So far, a first attempt at implementing this by looking at gcc and also the X86 llvm backend. Prologue and dynamic allocas handled - some questions remain:
- Prologue:
- GCC emits an 'lgr %r15,%r1' after the loop, which seems redundant, since it is known that %r15 has the value of %r1 already. Is this required to exist for some reason (omitted by patch for now)?
- gcc seems not to be probing the residual allocation after the loop. However if only two (unrolled) allocations were made, the residual is also probed.
- I am not aware of any real reason to not simply do the probing directly in emitPrologue(), but it seems wisest to do like X86 since inlineStackProbe() is called from common-code. Perhaps this relates to implementing shrink-wrapping or other things?
- emitBlockAfter(), splitBlockBefore() copied from SystemZISelLowering. Make into SysteZInstrInfo members instead?
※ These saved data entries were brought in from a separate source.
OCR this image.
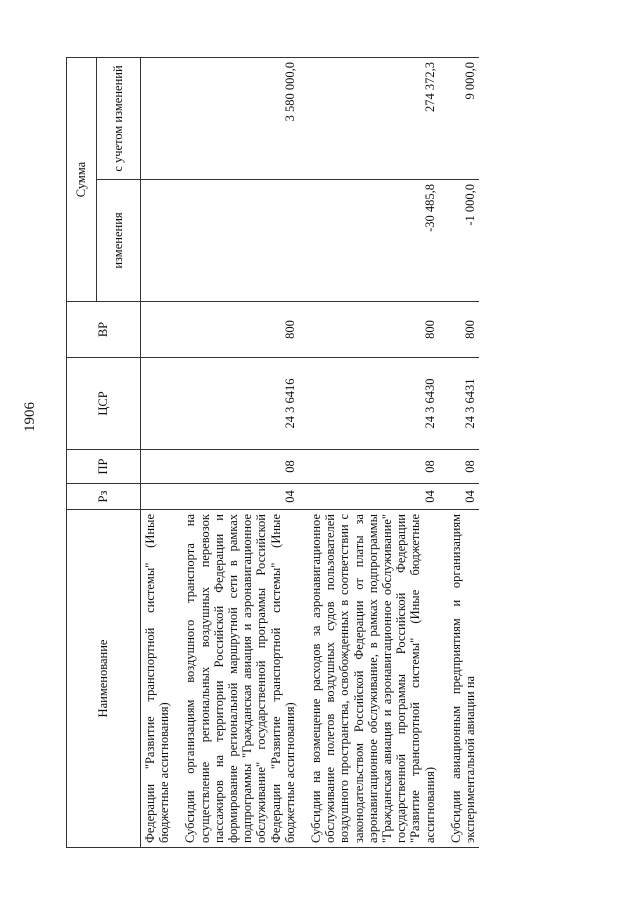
1906
Наименование	Рз	ПР	ЦСР	ВР	Сумма	
					изменения	с учетом изменений
Федерации "Развитие транспортной системы" (Иные бюджетные ассигнования)						
Субсидии организациям воздушного транспорта на осуществление региональных воздушных перевозок пассажиров на территории Российской Федерации и формирование региональной маршрутной сети в рамках подпрограммы "Гражданская авиация и аэронавигационное обслуживание" государственной программы Российской Федерации "Развитие транспортной системы" (Иные бюджетные ассигнования)	04	08	24 3 6416	800		3 580 000,0
Субсидии на возмещение расходов за аэронавигационное обслуживание полетов воздушных судов пользователей воздушного пространства, освобожденных в соответствии с законодательством Российской Федерации от платы за аэронавигационное обслуживание, в рамках подпрограммы "Гражданская авиация и аэронавигационное обслуживание" государственной программы Российской Федерации "Развитие транспортной системы" (Иные бюджетные ассигнования)	04	08	24 3 6430	800	-30 485,8	274 372,3
Субсидии авиационным предприятиям и организациям экспериментальной авиации на	04	08	24 3 6431	800	-1 000,0	9 000,0
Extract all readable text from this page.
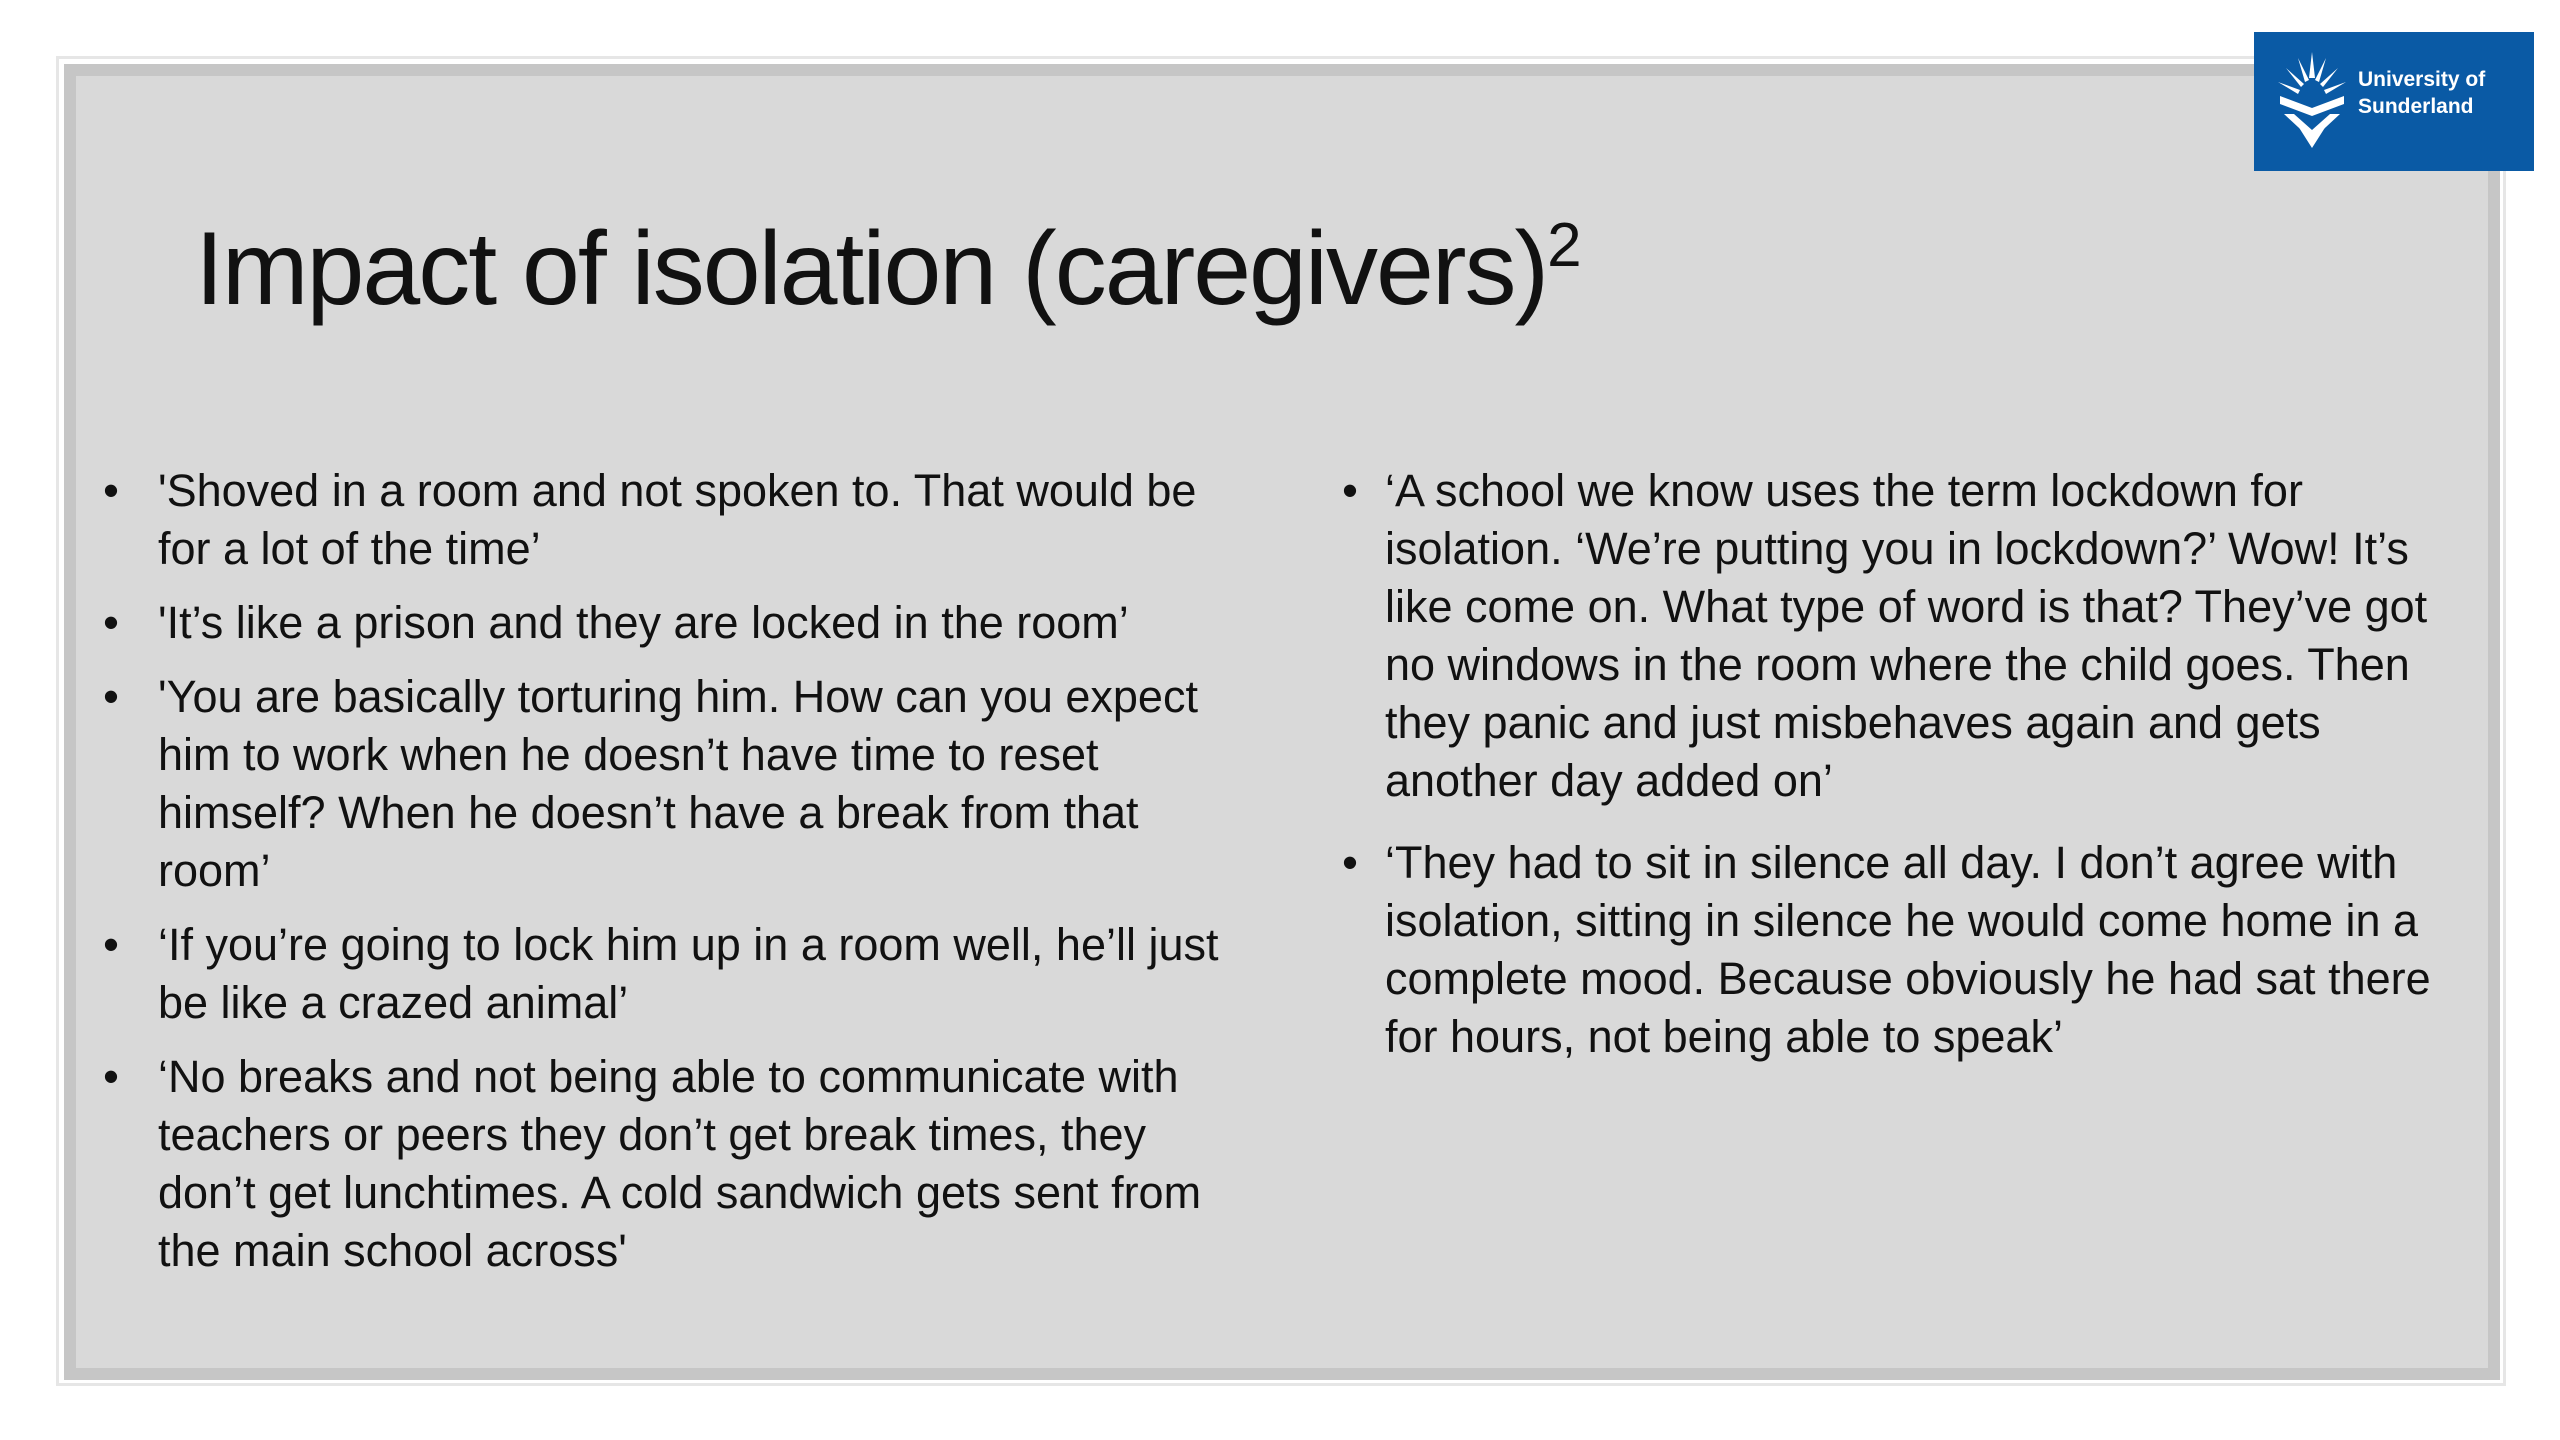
Impact of isolation (caregivers)$^2$
• 'Shoved in a room and not spoken to. That would be for a lot of the time’
• 'It’s like a prison and they are locked in the room’
• 'You are basically torturing him. How can you expect him to work when he doesn’t have time to reset himself? When he doesn’t have a break from that room’
• ‘If you’re going to lock him up in a room well, he’ll just be like a crazed animal’
• ‘No breaks and not being able to communicate with teachers or peers they don’t get break times, they don’t get lunchtimes. A cold sandwich gets sent from the main school across'
• ‘A school we know uses the term lockdown for isolation. ‘We’re putting you in lockdown?’ Wow! It’s like come on. What type of word is that? They’ve got no windows in the room where the child goes. Then they panic and just misbehaves again and gets another day added on’
• ‘They had to sit in silence all day. I don’t agree with isolation, sitting in silence he would come home in a complete mood. Because obviously he had sat there for hours, not being able to speak’
University of Sunderland
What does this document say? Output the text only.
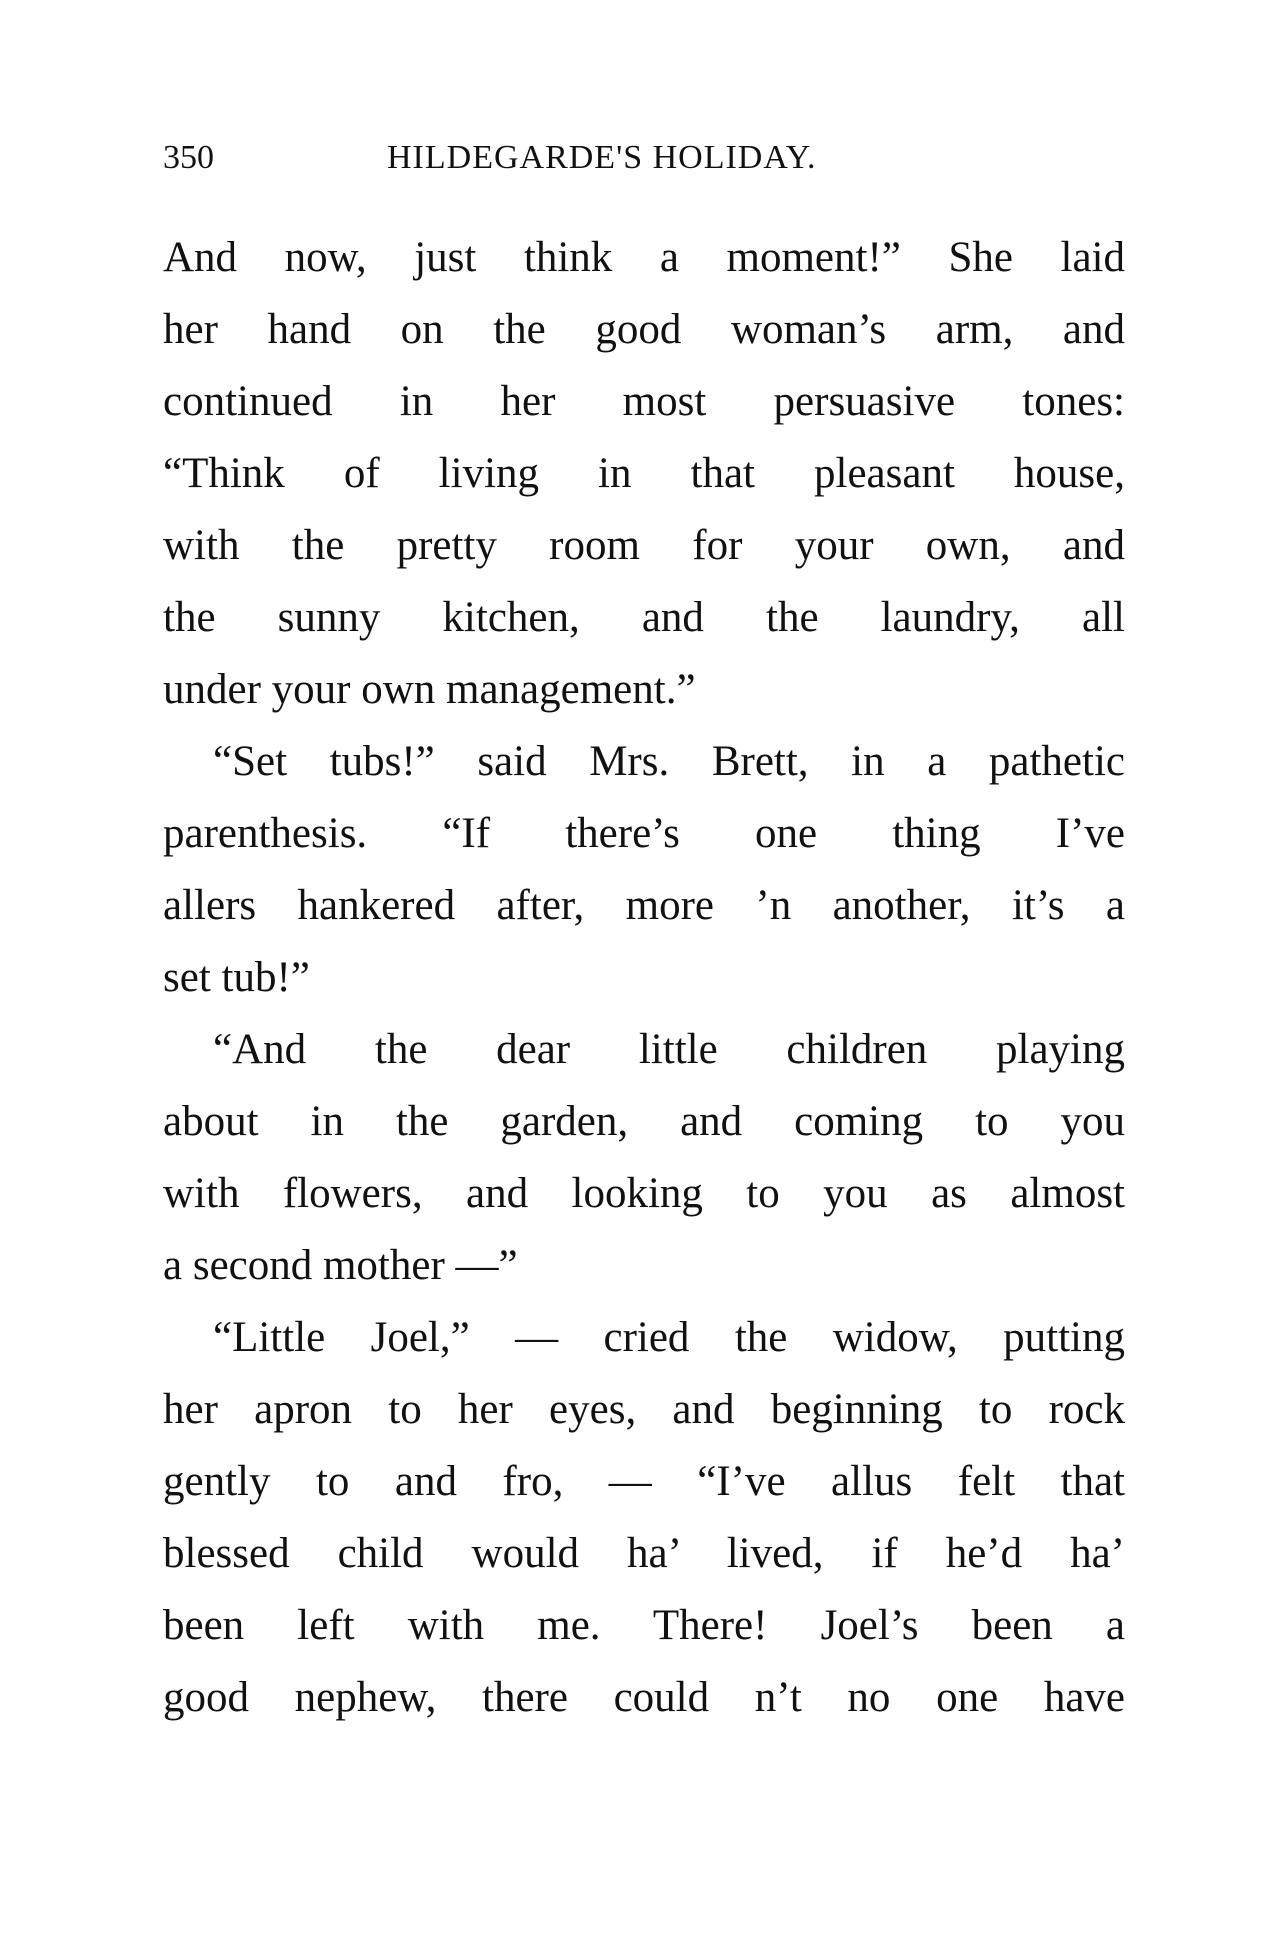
350	HILDEGARDE'S HOLIDAY.
And now, just think a moment!” She laid
her hand on the good woman’s arm, and
continued in her most persuasive tones:
“Think of living in that pleasant house,
with the pretty room for your own, and
the sunny kitchen, and the laundry, all
under your own management.”
“Set tubs!” said Mrs. Brett, in a pathetic
parenthesis. “If there’s one thing I’ve
allers hankered after, more ’n another, it’s a
set tub!”
“And the dear little children playing
about in the garden, and coming to you
with flowers, and looking to you as almost
a second mother —”
“Little Joel,” — cried the widow, putting
her apron to her eyes, and beginning to rock
gently to and fro, — “I’ve allus felt that
blessed child would ha’ lived, if he’d ha’
been left with me. There! Joel’s been a
good nephew, there could n’t no one have
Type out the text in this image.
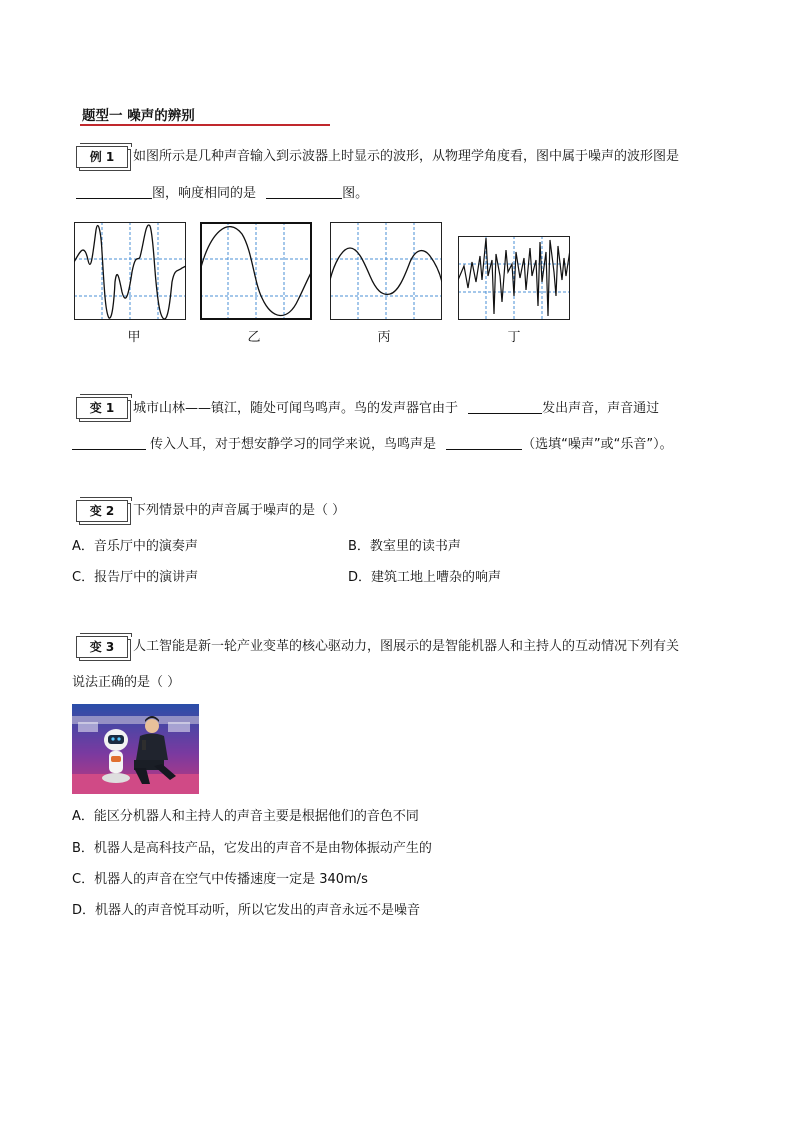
题型一 噪声的辨别
例 1	如图所示是几种声音输入到示波器上时显示的波形，从物理学角度看，图中属于噪声的波形图是
图，响度相同的是	图。
甲	乙	丙	丁
变 1	城市山林——镇江，随处可闻鸟鸣声。鸟的发声器官由于	发出声音，声音通过
传入人耳，对于想安静学习的同学来说，鸟鸣声是	（选填“噪声”或“乐音”）。
变 2	下列情景中的声音属于噪声的是（ ）
A．音乐厅中的演奏声	B．教室里的读书声
C．报告厅中的演讲声	D．建筑工地上嘈杂的响声
变 3	人工智能是新一轮产业变革的核心驱动力，图展示的是智能机器人和主持人的互动情况下列有关
说法正确的是（ ）
A．能区分机器人和主持人的声音主要是根据他们的音色不同
B．机器人是高科技产品，它发出的声音不是由物体振动产生的
C．机器人的声音在空气中传播速度一定是 340m/s
D．机器人的声音悦耳动听，所以它发出的声音永远不是噪音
- A little unsure about the use of unsigned vs uint64_t...
- Dynamic allocas:
- I took the X86 tests and copied them over as SystemZ tests and noticed that SystemZ gets these test cases built by SelectionDAGBuilder with dynamic_stackalloc nodes, while X86 seem to get these (constant) allocas merged into the stack frame. This is true also without this patch, but I am not sure why. In this case it seems even more preferred to avoid the dynamic_stackalloca nodes whenever possible...
- With dynamic allocas, it seems wise to always probe no matter what the size, but the "tail" in emitProbedAlloca() is not probed. This seems flawed to me:
First of all, there could be multiple dynamic allocas in a function and if they all are less than the ProbeSize a huge span could be built up without any probing:
Tail1 Tail2 Tail3 Tail4 --> | | | | | GGGGGGGGG
Then I am also worried about exiting the loop and allocating the remainder since only the topmost word in each allocated block is probed. If the guard page lies very close to that, and the remainder is relatively big, the bottom of the stack could end up way past the guard page:
Block1 Block2 Tail --> |P |P | | GGGGGGGGG
P = Probe, G = Guard page
This looks bad to me, but I really don't know - is this perhaps considered harmless for some reason?
I believe this will now fit onto a single line.